“Nell’immediato dopoguerra in Italia quasi il 50 per cento della popolazione attiva lavorava la terra e oggi non c’è che un 10 per cento di agricoltori, la campagna si è smarrita, scomparsi gli uomini che frequentavano boschi e campi, conoscevano alberi erbe fiori animali nomi di luoghi. I numeri delle particelle e le parole generiche fiore o albero, pianta, erba hanno sostituito centinaia di denominazioni ben vive nella bocca dei nostri nonni contadini che sapevano i nomi di tutte le cose che avessero a che fare con l’ambito dei loro interessi pratici e del loro mondo concreto. Questi nomi permettono di riannodare trame dimenticate che si svolgono attorno al tema dell’uomo e il sacro. Superstizioni e credenze hanno fatto sedimentare parole-spia fossilizzate, segni allo stato attuale opachi e svuotati dalla motivazione antica”. [1]
L’obiettivo principale della nostra ricerca è di trovare le interrelazioni tra l’evoluzione del territorio e la storia dell’uomo, parte importante in questo ruolo la svolge la toponomastica, la lettura delle mappe e il ricordo che ne hanno le popolazioni locali.
“La toponomastica si occupa dei nomi di luogo, può pertanto essere considerata una scienza geografica poiché essa indaga vari aspetti di un oggetto geografico. Può interessare l’antropogeografia perché si occupa spesso di storia degli insediamenti umani un una determinata regione, può anche illustrare aspetti dell’economia, dell’agricoltura, della pastorizia, degli usi e costumi. La toponomastica inoltre può costituire un fondamento essenziale per la descrizione della colonizzazione e lo sviluppo dei nuclei umani. La toponomastica è utile nello studio della geografia botanica, delle attività produttive e degli edifici scomparsi .
Tra tutti i tipi di documenti, massimamente longevi sono i nomi propri di singoli luoghi – i cosiddetti toponimi – che si tramandano, talvolta corrotti o trasformati dall’uso, nel succedersi delle lingue e delle culture, su un dato territorio. Nell’avvicendarsi delle dominazioni, spesso i nuovi venuti adottano il nome dato al monte, al fiume, all’abitato dai primi occupati: dimenticano il significato del nome ma ne conservano il suono, che entra nel loro vocabolario a disegnare quel monte, quel fiume, quell’abitato. A loro volta impongono nomi nella propria lingua ad altre località o strade o villaggi che via via disegnano, lasciandovi così la propria riconoscibile impronta.”[2]

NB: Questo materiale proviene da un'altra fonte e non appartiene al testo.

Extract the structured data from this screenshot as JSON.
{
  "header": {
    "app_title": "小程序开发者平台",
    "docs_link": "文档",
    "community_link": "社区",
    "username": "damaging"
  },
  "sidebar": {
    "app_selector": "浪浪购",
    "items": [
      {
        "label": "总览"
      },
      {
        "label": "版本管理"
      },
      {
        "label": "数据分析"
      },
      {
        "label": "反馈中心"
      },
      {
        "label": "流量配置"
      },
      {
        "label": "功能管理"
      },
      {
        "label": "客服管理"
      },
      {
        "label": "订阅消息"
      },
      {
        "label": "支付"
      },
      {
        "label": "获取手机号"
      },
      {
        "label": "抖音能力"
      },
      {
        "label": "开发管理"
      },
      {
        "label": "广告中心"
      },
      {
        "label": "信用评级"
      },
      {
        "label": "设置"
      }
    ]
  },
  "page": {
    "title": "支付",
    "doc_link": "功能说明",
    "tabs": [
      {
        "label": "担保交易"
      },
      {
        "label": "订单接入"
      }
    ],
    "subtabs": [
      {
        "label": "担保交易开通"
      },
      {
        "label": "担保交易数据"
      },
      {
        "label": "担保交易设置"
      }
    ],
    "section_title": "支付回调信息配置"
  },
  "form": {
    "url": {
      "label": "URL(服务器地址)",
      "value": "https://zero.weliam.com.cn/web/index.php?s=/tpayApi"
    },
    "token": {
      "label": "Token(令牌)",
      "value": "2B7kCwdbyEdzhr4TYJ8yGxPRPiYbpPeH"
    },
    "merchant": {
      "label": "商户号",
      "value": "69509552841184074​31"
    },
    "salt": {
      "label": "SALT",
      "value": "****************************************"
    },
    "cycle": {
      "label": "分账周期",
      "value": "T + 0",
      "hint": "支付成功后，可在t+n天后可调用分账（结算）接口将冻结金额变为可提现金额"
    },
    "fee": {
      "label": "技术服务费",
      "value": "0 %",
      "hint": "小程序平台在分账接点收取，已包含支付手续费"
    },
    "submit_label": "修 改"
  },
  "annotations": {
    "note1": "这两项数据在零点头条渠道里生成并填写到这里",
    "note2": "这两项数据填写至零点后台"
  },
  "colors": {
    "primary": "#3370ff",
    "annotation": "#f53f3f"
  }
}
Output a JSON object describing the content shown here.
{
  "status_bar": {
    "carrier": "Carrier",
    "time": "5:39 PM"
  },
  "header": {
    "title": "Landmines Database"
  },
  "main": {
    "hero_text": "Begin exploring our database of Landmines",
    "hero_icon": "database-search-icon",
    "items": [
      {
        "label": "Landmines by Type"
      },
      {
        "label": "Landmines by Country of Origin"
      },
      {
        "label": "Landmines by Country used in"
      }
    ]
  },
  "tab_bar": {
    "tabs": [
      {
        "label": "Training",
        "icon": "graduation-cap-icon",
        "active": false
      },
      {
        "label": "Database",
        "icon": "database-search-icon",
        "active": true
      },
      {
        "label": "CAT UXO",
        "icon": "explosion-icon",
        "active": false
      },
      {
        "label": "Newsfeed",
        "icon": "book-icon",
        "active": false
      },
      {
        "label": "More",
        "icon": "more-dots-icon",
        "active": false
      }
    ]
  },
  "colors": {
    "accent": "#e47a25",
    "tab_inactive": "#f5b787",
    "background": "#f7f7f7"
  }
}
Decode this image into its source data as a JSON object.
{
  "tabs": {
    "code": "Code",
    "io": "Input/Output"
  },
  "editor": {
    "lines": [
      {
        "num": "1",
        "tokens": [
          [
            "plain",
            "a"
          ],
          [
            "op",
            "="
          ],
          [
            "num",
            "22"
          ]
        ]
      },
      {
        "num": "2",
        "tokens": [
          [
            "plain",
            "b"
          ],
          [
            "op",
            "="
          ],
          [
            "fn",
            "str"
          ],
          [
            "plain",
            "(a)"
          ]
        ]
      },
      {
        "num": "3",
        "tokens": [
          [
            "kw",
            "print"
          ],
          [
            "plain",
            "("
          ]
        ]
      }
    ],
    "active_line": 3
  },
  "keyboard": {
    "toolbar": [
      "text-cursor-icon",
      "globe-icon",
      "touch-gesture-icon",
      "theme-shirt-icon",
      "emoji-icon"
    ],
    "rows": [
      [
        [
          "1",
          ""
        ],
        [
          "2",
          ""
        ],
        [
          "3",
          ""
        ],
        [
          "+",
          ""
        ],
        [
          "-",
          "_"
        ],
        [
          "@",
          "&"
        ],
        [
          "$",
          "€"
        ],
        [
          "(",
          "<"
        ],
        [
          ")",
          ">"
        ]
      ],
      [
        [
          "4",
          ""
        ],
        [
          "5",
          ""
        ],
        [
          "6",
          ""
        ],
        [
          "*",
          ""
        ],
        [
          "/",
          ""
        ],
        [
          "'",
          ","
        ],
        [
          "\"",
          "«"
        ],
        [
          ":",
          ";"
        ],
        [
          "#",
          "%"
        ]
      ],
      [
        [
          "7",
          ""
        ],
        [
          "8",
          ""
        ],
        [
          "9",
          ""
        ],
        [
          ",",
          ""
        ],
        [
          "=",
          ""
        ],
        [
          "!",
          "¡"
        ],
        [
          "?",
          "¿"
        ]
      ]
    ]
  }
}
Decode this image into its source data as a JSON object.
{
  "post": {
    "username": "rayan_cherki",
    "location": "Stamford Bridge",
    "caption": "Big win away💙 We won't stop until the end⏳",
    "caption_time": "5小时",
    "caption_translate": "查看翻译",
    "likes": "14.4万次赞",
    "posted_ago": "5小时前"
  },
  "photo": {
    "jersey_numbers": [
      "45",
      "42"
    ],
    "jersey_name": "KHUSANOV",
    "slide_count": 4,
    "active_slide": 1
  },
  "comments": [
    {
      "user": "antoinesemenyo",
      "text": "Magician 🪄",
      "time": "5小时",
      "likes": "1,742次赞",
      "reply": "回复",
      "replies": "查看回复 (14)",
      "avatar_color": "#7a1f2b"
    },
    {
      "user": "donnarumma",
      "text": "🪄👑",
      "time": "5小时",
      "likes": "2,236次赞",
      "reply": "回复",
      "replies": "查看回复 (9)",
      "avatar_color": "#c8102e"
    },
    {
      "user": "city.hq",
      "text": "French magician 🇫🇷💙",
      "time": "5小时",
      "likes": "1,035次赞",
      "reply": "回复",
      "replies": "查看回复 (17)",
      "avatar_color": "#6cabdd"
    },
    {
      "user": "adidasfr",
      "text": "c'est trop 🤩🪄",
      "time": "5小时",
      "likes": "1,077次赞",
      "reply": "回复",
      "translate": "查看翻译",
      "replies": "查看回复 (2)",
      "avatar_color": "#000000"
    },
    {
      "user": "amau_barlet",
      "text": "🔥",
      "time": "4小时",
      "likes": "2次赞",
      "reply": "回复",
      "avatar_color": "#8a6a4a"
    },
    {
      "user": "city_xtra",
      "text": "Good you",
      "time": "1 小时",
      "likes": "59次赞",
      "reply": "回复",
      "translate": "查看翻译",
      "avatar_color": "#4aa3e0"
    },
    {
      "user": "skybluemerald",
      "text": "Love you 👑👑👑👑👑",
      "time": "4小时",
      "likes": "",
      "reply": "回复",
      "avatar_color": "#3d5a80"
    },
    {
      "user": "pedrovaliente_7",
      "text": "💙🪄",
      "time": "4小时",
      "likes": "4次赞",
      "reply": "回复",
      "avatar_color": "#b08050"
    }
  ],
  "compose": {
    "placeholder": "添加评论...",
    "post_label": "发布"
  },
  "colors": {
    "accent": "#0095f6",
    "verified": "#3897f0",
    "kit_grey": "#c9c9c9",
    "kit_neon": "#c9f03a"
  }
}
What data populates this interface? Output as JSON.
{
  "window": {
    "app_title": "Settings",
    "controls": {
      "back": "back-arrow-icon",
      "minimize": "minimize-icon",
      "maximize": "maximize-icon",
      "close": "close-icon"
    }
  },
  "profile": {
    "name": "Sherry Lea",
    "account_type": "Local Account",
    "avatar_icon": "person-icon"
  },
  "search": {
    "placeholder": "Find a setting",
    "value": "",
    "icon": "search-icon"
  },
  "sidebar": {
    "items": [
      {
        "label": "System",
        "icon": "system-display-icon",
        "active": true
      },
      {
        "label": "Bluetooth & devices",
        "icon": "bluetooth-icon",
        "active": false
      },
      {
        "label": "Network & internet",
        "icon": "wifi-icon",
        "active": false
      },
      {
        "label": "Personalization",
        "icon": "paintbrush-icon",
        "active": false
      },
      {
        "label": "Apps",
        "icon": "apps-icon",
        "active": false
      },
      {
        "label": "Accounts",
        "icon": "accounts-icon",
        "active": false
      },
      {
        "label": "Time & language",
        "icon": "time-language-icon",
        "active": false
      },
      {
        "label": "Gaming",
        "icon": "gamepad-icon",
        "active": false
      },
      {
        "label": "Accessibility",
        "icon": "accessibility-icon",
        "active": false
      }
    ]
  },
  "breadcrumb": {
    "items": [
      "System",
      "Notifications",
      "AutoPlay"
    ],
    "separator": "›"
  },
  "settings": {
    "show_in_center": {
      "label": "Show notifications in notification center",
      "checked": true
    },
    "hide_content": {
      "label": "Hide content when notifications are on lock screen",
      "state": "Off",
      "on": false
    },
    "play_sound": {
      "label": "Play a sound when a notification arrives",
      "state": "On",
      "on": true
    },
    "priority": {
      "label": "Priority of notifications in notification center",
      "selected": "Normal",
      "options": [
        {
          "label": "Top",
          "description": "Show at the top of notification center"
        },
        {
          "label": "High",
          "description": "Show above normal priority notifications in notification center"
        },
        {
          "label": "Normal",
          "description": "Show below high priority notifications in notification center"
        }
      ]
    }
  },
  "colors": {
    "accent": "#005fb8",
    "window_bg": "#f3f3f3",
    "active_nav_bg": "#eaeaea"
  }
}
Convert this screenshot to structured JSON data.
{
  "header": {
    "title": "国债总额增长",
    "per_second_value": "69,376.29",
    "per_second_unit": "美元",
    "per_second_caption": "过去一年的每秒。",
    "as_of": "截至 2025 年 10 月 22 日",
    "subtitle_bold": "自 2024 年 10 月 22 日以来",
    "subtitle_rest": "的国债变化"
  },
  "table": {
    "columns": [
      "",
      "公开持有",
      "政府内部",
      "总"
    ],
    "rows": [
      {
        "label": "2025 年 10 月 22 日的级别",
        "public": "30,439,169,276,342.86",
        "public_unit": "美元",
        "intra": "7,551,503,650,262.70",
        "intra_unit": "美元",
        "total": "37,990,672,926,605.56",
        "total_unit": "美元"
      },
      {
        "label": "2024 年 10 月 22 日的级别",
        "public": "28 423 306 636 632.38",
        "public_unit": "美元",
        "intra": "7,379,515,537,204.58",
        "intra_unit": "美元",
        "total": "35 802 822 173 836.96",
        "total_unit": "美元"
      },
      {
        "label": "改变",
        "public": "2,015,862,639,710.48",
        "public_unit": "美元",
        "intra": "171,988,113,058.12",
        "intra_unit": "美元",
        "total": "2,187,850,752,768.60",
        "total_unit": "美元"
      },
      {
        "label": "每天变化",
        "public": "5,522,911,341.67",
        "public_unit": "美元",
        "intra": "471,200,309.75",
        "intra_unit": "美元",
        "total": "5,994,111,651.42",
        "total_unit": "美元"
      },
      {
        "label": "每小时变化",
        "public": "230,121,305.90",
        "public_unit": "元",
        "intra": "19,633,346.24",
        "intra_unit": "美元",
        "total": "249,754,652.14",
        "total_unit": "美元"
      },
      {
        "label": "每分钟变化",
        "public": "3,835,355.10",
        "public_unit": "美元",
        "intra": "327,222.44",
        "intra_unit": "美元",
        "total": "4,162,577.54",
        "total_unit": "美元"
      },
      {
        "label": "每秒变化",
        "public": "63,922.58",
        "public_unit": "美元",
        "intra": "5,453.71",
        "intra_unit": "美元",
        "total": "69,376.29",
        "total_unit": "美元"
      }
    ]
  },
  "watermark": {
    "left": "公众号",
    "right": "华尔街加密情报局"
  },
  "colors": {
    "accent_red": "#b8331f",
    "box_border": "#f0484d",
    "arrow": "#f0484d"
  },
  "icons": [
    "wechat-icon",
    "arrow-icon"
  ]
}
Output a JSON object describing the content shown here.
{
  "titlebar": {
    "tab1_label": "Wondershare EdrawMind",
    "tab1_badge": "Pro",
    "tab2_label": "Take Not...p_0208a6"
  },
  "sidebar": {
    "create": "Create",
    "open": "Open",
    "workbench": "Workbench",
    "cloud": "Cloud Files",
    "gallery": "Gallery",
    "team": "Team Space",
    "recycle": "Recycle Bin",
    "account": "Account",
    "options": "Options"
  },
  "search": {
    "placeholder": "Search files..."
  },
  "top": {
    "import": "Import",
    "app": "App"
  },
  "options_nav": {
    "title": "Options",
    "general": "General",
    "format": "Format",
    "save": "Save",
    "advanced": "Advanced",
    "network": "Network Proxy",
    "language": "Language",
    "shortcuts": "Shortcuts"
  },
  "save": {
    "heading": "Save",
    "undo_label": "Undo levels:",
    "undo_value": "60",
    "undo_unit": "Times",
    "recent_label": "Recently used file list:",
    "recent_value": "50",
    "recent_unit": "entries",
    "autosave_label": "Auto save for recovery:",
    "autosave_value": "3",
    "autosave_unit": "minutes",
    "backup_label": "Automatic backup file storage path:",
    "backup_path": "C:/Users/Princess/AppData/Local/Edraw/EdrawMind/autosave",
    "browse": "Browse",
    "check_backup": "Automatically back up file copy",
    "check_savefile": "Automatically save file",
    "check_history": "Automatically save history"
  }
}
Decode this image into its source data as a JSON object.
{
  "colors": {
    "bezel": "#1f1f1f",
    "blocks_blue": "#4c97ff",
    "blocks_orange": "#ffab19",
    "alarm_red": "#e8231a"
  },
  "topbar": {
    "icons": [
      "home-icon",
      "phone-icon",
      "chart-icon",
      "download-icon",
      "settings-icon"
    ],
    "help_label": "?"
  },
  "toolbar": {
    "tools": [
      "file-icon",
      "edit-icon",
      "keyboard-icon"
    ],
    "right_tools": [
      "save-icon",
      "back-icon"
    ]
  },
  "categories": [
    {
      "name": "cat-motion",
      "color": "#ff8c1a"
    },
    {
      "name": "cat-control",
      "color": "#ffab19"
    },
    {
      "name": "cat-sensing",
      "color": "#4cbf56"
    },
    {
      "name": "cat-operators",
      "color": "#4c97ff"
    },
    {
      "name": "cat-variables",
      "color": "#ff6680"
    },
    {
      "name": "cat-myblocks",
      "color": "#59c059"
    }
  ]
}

La base di lettura del territorio scelta è stato il Catasto Gregoriano (di Pio VII 1816, attivato da Gregorio XVI 1835), l’unico catasto che ci permette di individuare i toponimi tramite i libri matrice e di trovare la loro esatta posizione sulle mappe tramite il numero di particella. Le mappe e la nominazione ci hanno permesso di ripercorrere l’assetto storico-toponomastico, l’uso del suolo, la distribuzione particellare della proprietà e l’individuazione di diversi sub-ambiti di specializzazione delle coltivazioni.
[1] Gian Luigi Beccaria I nomi del mondo. Santi demoni folletti e parole perdute Einaudi tascabile l.s. Trento 2000
[2] Giovan Battista Pellegrini, Toponomastica Italiana 10000 nomi di città, paesi, frazioni, regioni, contrade, fiumi, monti spiegati nella loro origine e storia. Ulrico Hoepli Editore L.s. Trento 1990.